I wouldn't have made it through the last five years without her either. She is strong, stronger than anyone gives her credit for – especially herself. I'm still scared of how she'll be when she sees me like this. But I haven't even seen myself. Maybe, aside from being immobilized and occasionally needing to drink onion juice to see if I'm bleeding internally, maybe I'm not that bad off.

That's probably extremely wishful thinking.

"Blink once if blinking once means yes," he says, apparently still nervous about this method of communication. When I do blink once, he nods. "I can stay with her, if you want. They're not going to need me for anything and people might be busy. I don't think she'd like having to come and go whenever Haymitch does and I bet you don't want her to be alone, even here with you."

I blink to tell him he's right.

"Do you want me to stay with her?"

I blink once.

I don't want Annie to be alone. I want someone to make sure she eats and sleeps and doesn't curl into a ball. Peeta will do that. I think. And even if he doesn't, she'll want to take care of him and that will keep her motivated to stay in the moment.

I hope he's done asking me questions, though. I'm tired and my body hurts, probably too much to sleep.

He understands this somehow and pulls a battered book out of his pocket, holding it up for me to see. "It's called Gulliver's Travels and I found it in the last room I was in.

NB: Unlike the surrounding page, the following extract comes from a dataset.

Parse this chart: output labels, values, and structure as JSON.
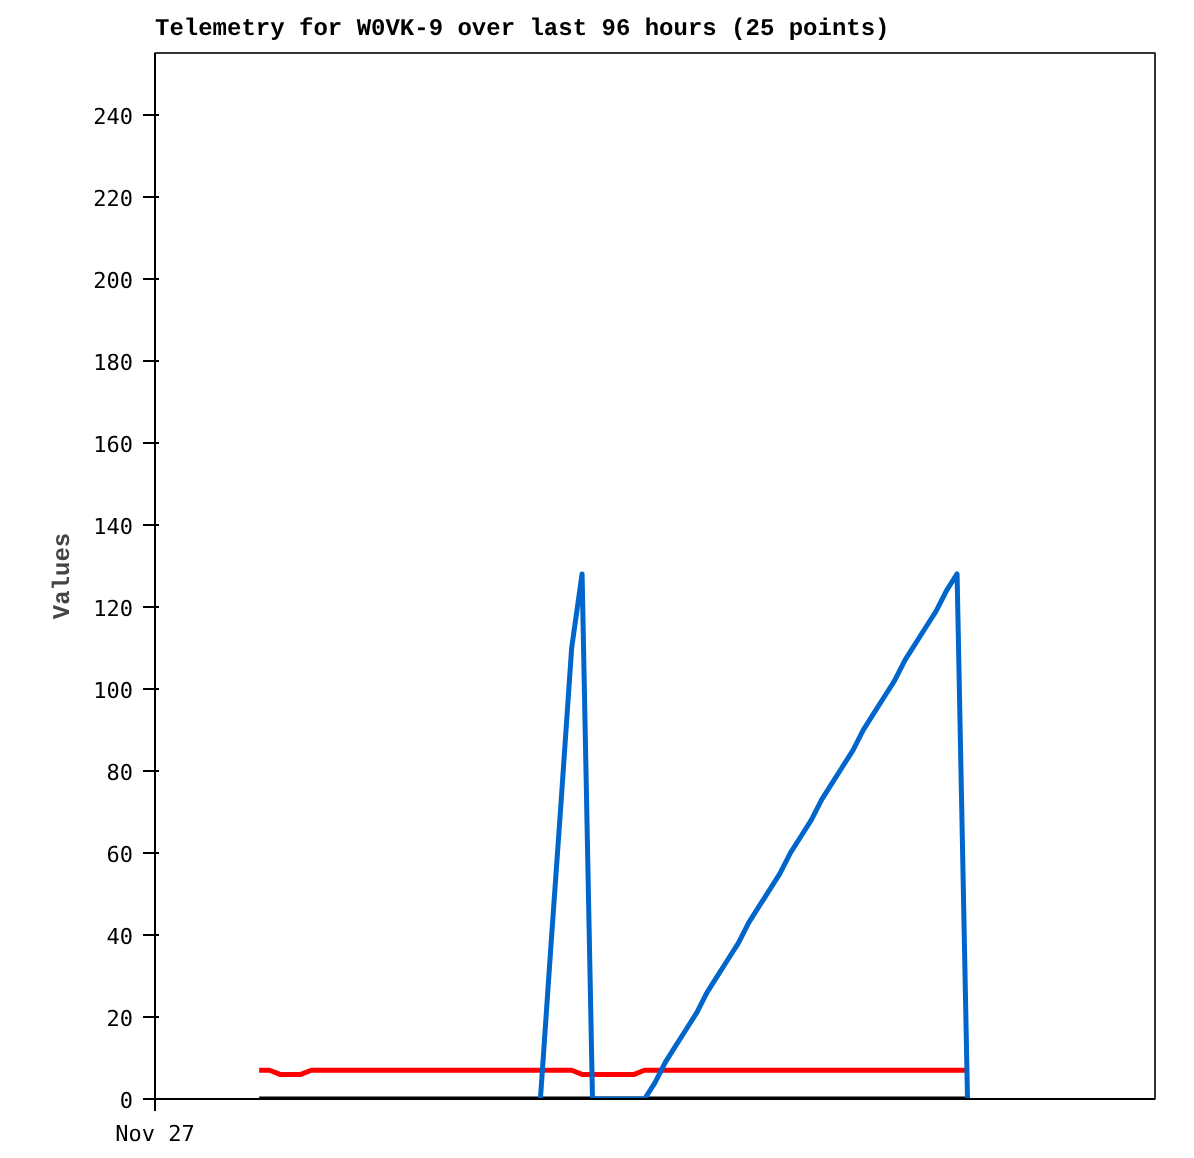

I flipped through it and saw things about pirates and the ocean. Want me to read to you for a little while?"

It's one of the easiest things I've blinked about yet. It's the same book my mother read to me when I was little and had nightmares. It was the only book she ever read to me. Maybe it can make me forget again, just for a little while.

He gets a stool or something to sit on and opens to the first page.